Эти слова позволяют предложить другую версию приезда патриарха Никона в Москву, связав его внезапное появление в столице еще и со сложной придворной борьбой и интригой думного дьяка и главы Посольского приказа Алмаза Иванова. В царском окружении любой ценой стремились не допустить созыва Земского собора для обсуждения условий мира с Речью Посполитой. Предложение царю Алексею Михайловичу о созыве собора шло от упоминавшегося в зюзинском письме Афанасия Лаврентьевича Ордина-Нащокина. Боярин Никита Зюзин подтвердил на следствии, что письмо написано «его рукой», не скрывал он его содержания и от духовного отца – справщика Печатного двора Александра, помогавшего переправить письмо патриарху в Воскресенский монастырь: «…а сказал, что в том письме писано о прощенье, и велено ево звать к Москве, чтоб патриарх ехал к Москве перед Рожеством Христовым для миру с польским королем (выделено мной. – В. К.) и для иных государственных дел».

Сам Ордин-Нащокин, давно использовавший тайнопись в личных грамотках и записках царю, прекрасно знал ревнивое отношение Алексея Михайловича к разглашению содержания обсуждавшихся государственных вопросов. Он не отрицал своего общения с «опальным» Зюзиным, но боярин ничего определенного не мог вспомнить из этих разговоров, кроме слов: «добры де, чтоб к посылке ево посольства был и патриарх; а болши того ничего не говаривал». Показания Зюзина про разговоры с Артамоном Матвеевым вообще отсутствуют, и это, скорее всего, не случайно.
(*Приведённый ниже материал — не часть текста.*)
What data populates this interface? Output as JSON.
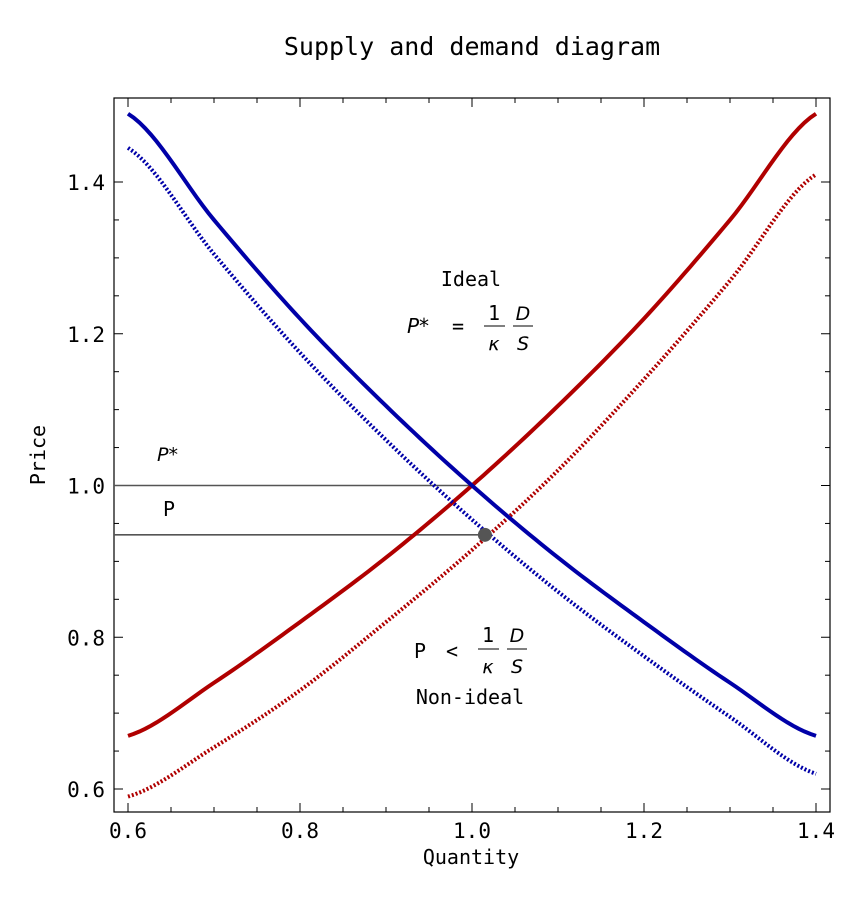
{
  "chart_data": {
    "type": "line",
    "title": "Supply and demand diagram",
    "xlabel": "Quantity",
    "ylabel": "Price",
    "xlim": [
      0.6,
      1.4
    ],
    "ylim": [
      0.6,
      1.4
    ],
    "xticks": [
      "0.6",
      "0.8",
      "1.0",
      "1.2",
      "1.4"
    ],
    "yticks": [
      "0.6",
      "0.8",
      "1.0",
      "1.2",
      "1.4"
    ],
    "grid": false,
    "colors": {
      "supply": "#b00000",
      "demand": "#0000a8",
      "reference": "#555555",
      "marker": "#555555"
    },
    "series": [
      {
        "style": "solid",
        "color": "#b00000",
        "x": [
          0.6,
          0.7,
          0.8,
          0.9,
          1.0,
          1.1,
          1.2,
          1.3,
          1.4
        ],
        "y": [
          0.67,
          0.74,
          0.82,
          0.905,
          1.0,
          1.105,
          1.22,
          1.35,
          1.49
        ]
      },
      {
        "style": "dotted",
        "color": "#b00000",
        "x": [
          0.6,
          0.7,
          0.8,
          0.9,
          1.0,
          1.1,
          1.2,
          1.3,
          1.4
        ],
        "y": [
          0.59,
          0.655,
          0.73,
          0.82,
          0.915,
          1.02,
          1.14,
          1.27,
          1.41
        ]
      },
      {
        "style": "solid",
        "color": "#0000a8",
        "x": [
          0.6,
          0.7,
          0.8,
          0.9,
          1.0,
          1.1,
          1.2,
          1.3,
          1.4
        ],
        "y": [
          1.49,
          1.35,
          1.22,
          1.105,
          1.0,
          0.905,
          0.82,
          0.74,
          0.67
        ]
      },
      {
        "style": "dotted",
        "color": "#0000a8",
        "x": [
          0.6,
          0.7,
          0.8,
          0.9,
          1.0,
          1.1,
          1.2,
          1.3,
          1.4
        ],
        "y": [
          1.445,
          1.305,
          1.175,
          1.06,
          0.955,
          0.86,
          0.775,
          0.695,
          0.62
        ]
      }
    ],
    "reference_lines": [
      {
        "x0": 0.6,
        "x1": 1.0,
        "y": 1.0
      },
      {
        "x0": 0.6,
        "x1": 1.015,
        "y": 0.935
      }
    ],
    "point": {
      "x": 1.015,
      "y": 0.935
    },
    "annotations": {
      "pstar_label": "P*",
      "p_label": "P",
      "ideal_title": "Ideal",
      "ideal_lhs": "P*",
      "ideal_rel": "=",
      "frac_num": "1",
      "frac_den": "κ",
      "ds_num": "D",
      "ds_den": "S",
      "nonideal_lhs": "P",
      "nonideal_rel": "<",
      "nonideal_title": "Non-ideal"
    }
  }
}
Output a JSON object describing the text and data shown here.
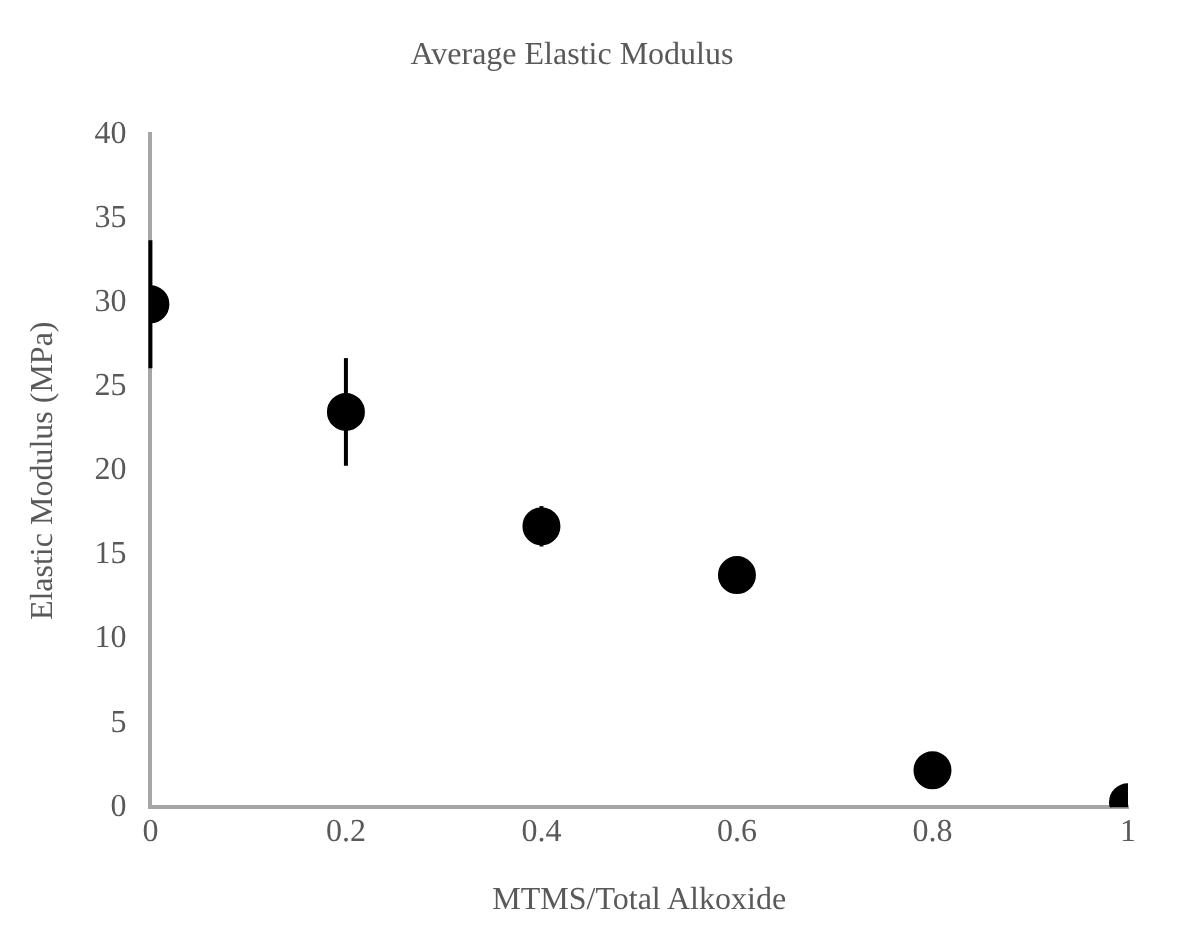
{
  "chart_data": {
    "type": "scatter",
    "title": "Average Elastic Modulus",
    "xlabel": "MTMS/Total Alkoxide",
    "ylabel": "Elastic Modulus (MPa)",
    "x": [
      0,
      0.2,
      0.4,
      0.6,
      0.8,
      1
    ],
    "series": [
      {
        "color": "#000000",
        "values": [
          29.9,
          23.5,
          16.7,
          13.8,
          2.2,
          0.3
        ],
        "errors": [
          3.8,
          3.2,
          1.2,
          null,
          null,
          null
        ]
      }
    ],
    "xlim": [
      0,
      1
    ],
    "xticks": [
      0,
      0.2,
      0.4,
      0.6,
      0.8,
      1
    ],
    "ylim": [
      0,
      40
    ],
    "yticks": [
      0,
      5,
      10,
      15,
      20,
      25,
      30,
      35,
      40
    ],
    "grid": false,
    "legend": false,
    "marker": "circle"
  }
}
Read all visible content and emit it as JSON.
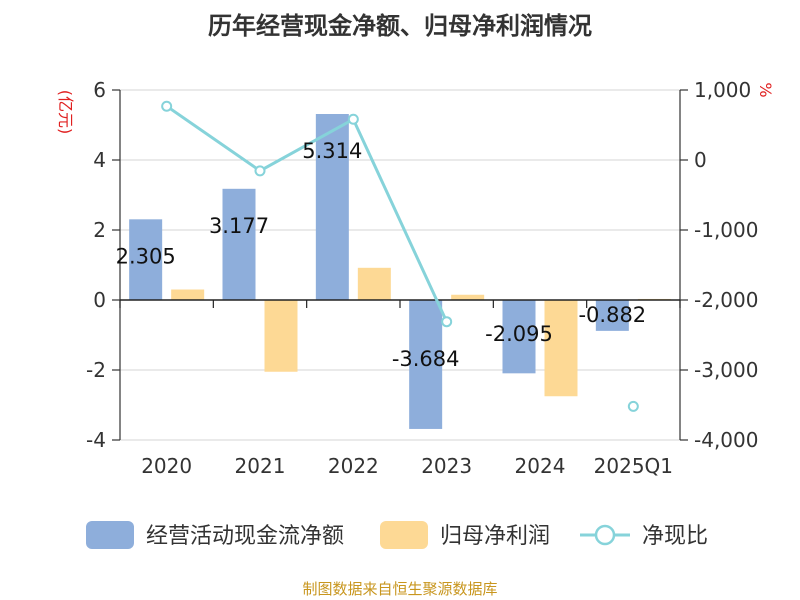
{
  "chart_data": {
    "type": "bar",
    "title": "历年经营现金净额、归母净利润情况",
    "categories": [
      "2020",
      "2021",
      "2022",
      "2023",
      "2024",
      "2025Q1"
    ],
    "left_unit": "(亿元)",
    "right_unit": "%",
    "ylim_left": [
      -4,
      6
    ],
    "yticks_left": [
      "6",
      "4",
      "2",
      "0",
      "-2",
      "-4"
    ],
    "ylim_right": [
      -4000,
      1000
    ],
    "yticks_right": [
      "1,000",
      "0",
      "-1,000",
      "-2,000",
      "-3,000",
      "-4,000"
    ],
    "grid": true,
    "legend_position": "bottom",
    "series": [
      {
        "name": "经营活动现金流净额",
        "kind": "bar",
        "axis": "left",
        "color": "#8eaedb",
        "values": [
          2.305,
          3.177,
          5.314,
          -3.684,
          -2.095,
          -0.882
        ],
        "labels": [
          "2.305",
          "3.177",
          "5.314",
          "-3.684",
          "-2.095",
          "-0.882"
        ]
      },
      {
        "name": "归母净利润",
        "kind": "bar",
        "axis": "left",
        "color": "#fdd995",
        "values": [
          0.3,
          -2.05,
          0.92,
          0.15,
          -2.75,
          0.03
        ]
      },
      {
        "name": "净现比",
        "kind": "line",
        "axis": "right",
        "color": "#86d3da",
        "values": [
          768,
          -155,
          582,
          -2310,
          null,
          -3520
        ]
      }
    ]
  },
  "source": "制图数据来自恒生聚源数据库"
}
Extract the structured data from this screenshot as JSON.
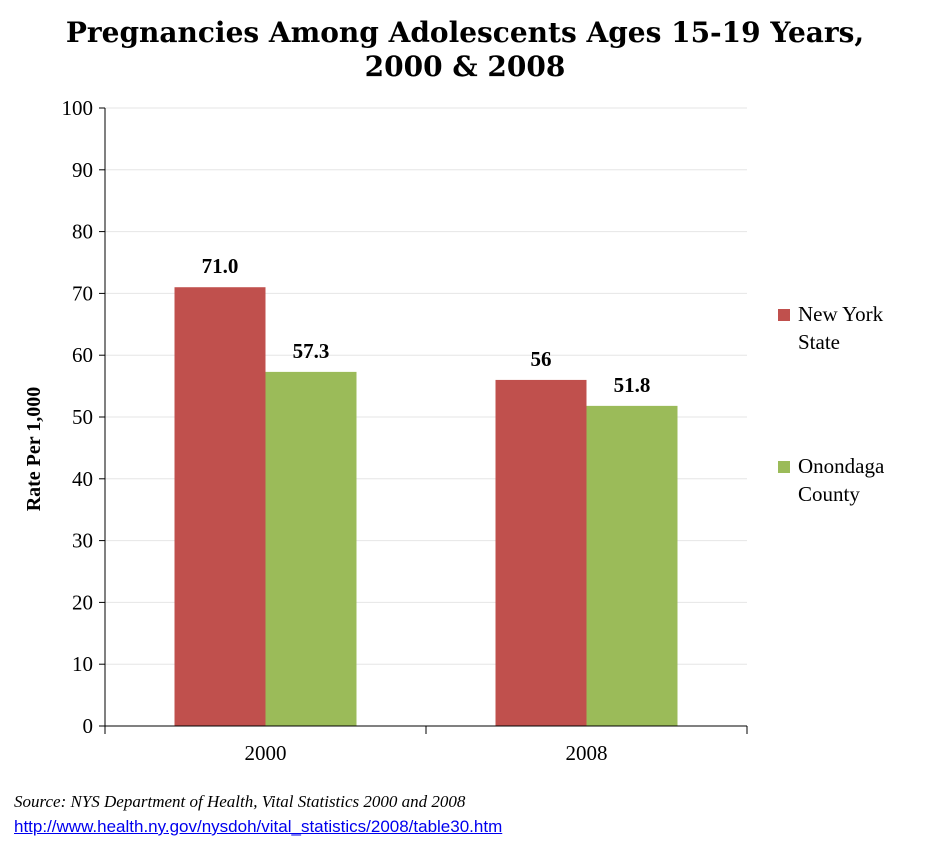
{
  "title_line1": "Pregnancies Among Adolescents Ages 15-19 Years,",
  "title_line2": "2000 & 2008",
  "source_text": "Source: NYS Department of Health, Vital Statistics 2000 and 2008",
  "source_link": "http://www.health.ny.gov/nysdoh/vital_statistics/2008/table30.htm",
  "chart_data": {
    "type": "bar",
    "title": "Pregnancies Among Adolescents Ages 15-19 Years, 2000 & 2008",
    "xlabel": "",
    "ylabel": "Rate Per 1,000",
    "ylim": [
      0,
      100
    ],
    "yticks": [
      "0",
      "10",
      "20",
      "30",
      "40",
      "50",
      "60",
      "70",
      "80",
      "90",
      "100"
    ],
    "grid": true,
    "legend_position": "right",
    "categories": [
      "2000",
      "2008"
    ],
    "series": [
      {
        "name": "New York State",
        "legend_lines": [
          "New York",
          "State"
        ],
        "color": "#C0504D",
        "values": [
          71.0,
          56
        ],
        "labels": [
          "71.0",
          "56"
        ]
      },
      {
        "name": "Onondaga County",
        "legend_lines": [
          "Onondaga",
          "County"
        ],
        "color": "#9BBB59",
        "values": [
          57.3,
          51.8
        ],
        "labels": [
          "57.3",
          "51.8"
        ]
      }
    ]
  }
}
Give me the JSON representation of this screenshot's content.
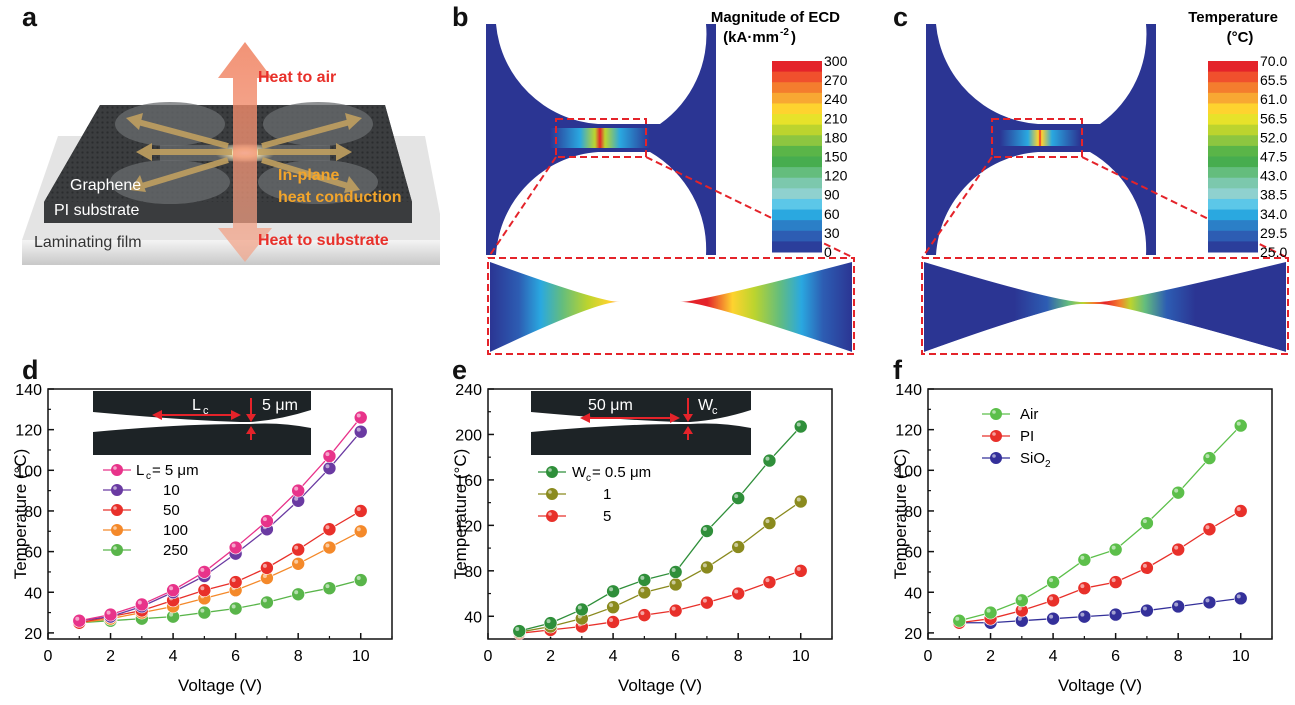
{
  "panels": {
    "a": {
      "letter": "a",
      "heat_to_air": "Heat to air",
      "heat_to_substrate": "Heat to substrate",
      "in_plane_1": "In-plane",
      "in_plane_2": "heat conduction",
      "graphene": "Graphene",
      "pi_substrate": "PI substrate",
      "laminating_film": "Laminating film"
    },
    "b": {
      "letter": "b",
      "colorbar_title_1": "Magnitude of ECD",
      "colorbar_title_2": "(kA·mm",
      "colorbar_title_sup": "-2",
      "colorbar_title_3": ")",
      "ticks": [
        "300",
        "270",
        "240",
        "210",
        "180",
        "150",
        "120",
        "90",
        "60",
        "30",
        "0"
      ]
    },
    "c": {
      "letter": "c",
      "colorbar_title_1": "Temperature",
      "colorbar_title_2": "(°C)",
      "ticks": [
        "70.0",
        "65.5",
        "61.0",
        "56.5",
        "52.0",
        "47.5",
        "43.0",
        "38.5",
        "34.0",
        "29.5",
        "25.0"
      ]
    },
    "d": {
      "letter": "d",
      "inset_lc": "L",
      "inset_lc_sub": "c",
      "inset_width": "5 μm",
      "legend_prefix": "L",
      "legend_prefix_sub": "c",
      "legend_first": " = 5 μm"
    },
    "e": {
      "letter": "e",
      "inset_length": "50 μm",
      "inset_wc": "W",
      "inset_wc_sub": "c",
      "legend_prefix": "W",
      "legend_prefix_sub": "c",
      "legend_first": " = 0.5 μm"
    },
    "f": {
      "letter": "f"
    }
  },
  "colors": {
    "cb": [
      "#e4232a",
      "#f0502d",
      "#f47d2e",
      "#f8a833",
      "#fed32f",
      "#e7e22a",
      "#bcd42e",
      "#8dc640",
      "#5ab548",
      "#47ad4f",
      "#64bd7d",
      "#7cc8ad",
      "#8fd1cf",
      "#5cc7e8",
      "#2aa8e0",
      "#2b7fc7",
      "#2d5db3",
      "#2b3e9b"
    ],
    "field_blue": "#2b3593"
  },
  "chart_data": [
    {
      "id": "d",
      "type": "line",
      "xlabel": "Voltage (V)",
      "ylabel": "Temperature (°C)",
      "xlim": [
        0,
        11
      ],
      "ylim": [
        17,
        140
      ],
      "xticks": [
        0,
        2,
        4,
        6,
        8,
        10
      ],
      "yticks": [
        20,
        40,
        60,
        80,
        100,
        120,
        140
      ],
      "x": [
        1,
        2,
        3,
        4,
        5,
        6,
        7,
        8,
        9,
        10
      ],
      "series": [
        {
          "name": "5 μm",
          "color": "#e8338a",
          "values": [
            26,
            29,
            34,
            41,
            50,
            62,
            75,
            90,
            107,
            126
          ]
        },
        {
          "name": "10",
          "color": "#6a3aa2",
          "values": [
            26,
            28,
            33,
            40,
            48,
            59,
            71,
            85,
            101,
            119
          ]
        },
        {
          "name": "50",
          "color": "#e8302a",
          "values": [
            25,
            28,
            31,
            36,
            41,
            45,
            52,
            61,
            71,
            80
          ]
        },
        {
          "name": "100",
          "color": "#f4892a",
          "values": [
            25,
            27,
            30,
            33,
            37,
            41,
            47,
            54,
            62,
            70
          ]
        },
        {
          "name": "250",
          "color": "#59b54a",
          "values": [
            25,
            26,
            27,
            28,
            30,
            32,
            35,
            39,
            42,
            46
          ]
        }
      ]
    },
    {
      "id": "e",
      "type": "line",
      "xlabel": "Voltage (V)",
      "ylabel": "Temperature (°C)",
      "xlim": [
        0,
        11
      ],
      "ylim": [
        20,
        240
      ],
      "xticks": [
        0,
        2,
        4,
        6,
        8,
        10
      ],
      "yticks": [
        40,
        80,
        120,
        160,
        200,
        240
      ],
      "x": [
        1,
        2,
        3,
        4,
        5,
        6,
        7,
        8,
        9,
        10
      ],
      "series": [
        {
          "name": "0.5 μm",
          "color": "#2f8f3a",
          "values": [
            27,
            34,
            46,
            62,
            72,
            79,
            115,
            144,
            177,
            207
          ]
        },
        {
          "name": "1",
          "color": "#8a8a1e",
          "values": [
            26,
            31,
            38,
            48,
            61,
            68,
            83,
            101,
            122,
            141
          ]
        },
        {
          "name": "5",
          "color": "#e8302a",
          "values": [
            25,
            28,
            31,
            35,
            41,
            45,
            52,
            60,
            70,
            80
          ]
        }
      ]
    },
    {
      "id": "f",
      "type": "line",
      "xlabel": "Voltage (V)",
      "ylabel": "Temperature (°C)",
      "xlim": [
        0,
        11
      ],
      "ylim": [
        17,
        140
      ],
      "xticks": [
        0,
        2,
        4,
        6,
        8,
        10
      ],
      "yticks": [
        20,
        40,
        60,
        80,
        100,
        120,
        140
      ],
      "x": [
        1,
        2,
        3,
        4,
        5,
        6,
        7,
        8,
        9,
        10
      ],
      "series": [
        {
          "name": "Air",
          "color": "#5cbf4a",
          "values": [
            26,
            30,
            36,
            45,
            56,
            61,
            74,
            89,
            106,
            122
          ]
        },
        {
          "name": "PI",
          "color": "#e8302a",
          "values": [
            25,
            27,
            31,
            36,
            42,
            45,
            52,
            61,
            71,
            80
          ]
        },
        {
          "name": "SiO",
          "name_sub": "2",
          "color": "#34309a",
          "values": [
            25,
            25,
            26,
            27,
            28,
            29,
            31,
            33,
            35,
            37
          ]
        }
      ]
    }
  ]
}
Если Афанасий Ордин-Нащокин не обсуждал подробно приезд патриарха Никона, то это мог сделать только еще один человек, названный в деле и также входивший в царское окружение.

Одна деталь хорошо подтверждает высказанную версию. Из расспросных речей стрельцов про внезапный приезд патриарха выясняется, что городские ворота в ту ночь охранял приказ Артамона Матвеева. Никону объясняли, что, приехав в Москву ночью к Тверским воротам, он должен был назваться архимандритом Звенигородского монастыря. Именно полковник и стрелецкий голова Матвеев мог распорядиться о пропуске «звенигородских властей» (на самом деле патриарх Никон въехал сначала в Никитские ворота, но это не отменяет того факта, что ждали его в Москве именно тогда, когда могли обеспечить беспрепятственный проезд в Кремль). И еще одно важное обстоятельство для понимания скрытой борьбы при дворе царя Алексея Михайловича. Как уже упоминалось, Артамон Матвеев – пасынок главы Посольского приказа думного дьяка Алмаза Иванова, многократно сталкивавшегося, вплоть до личных ссор, с Ординым-Нащокиным и входившего в круг думцев, любыми средствами не желавших допустить примирения царя и патриарха.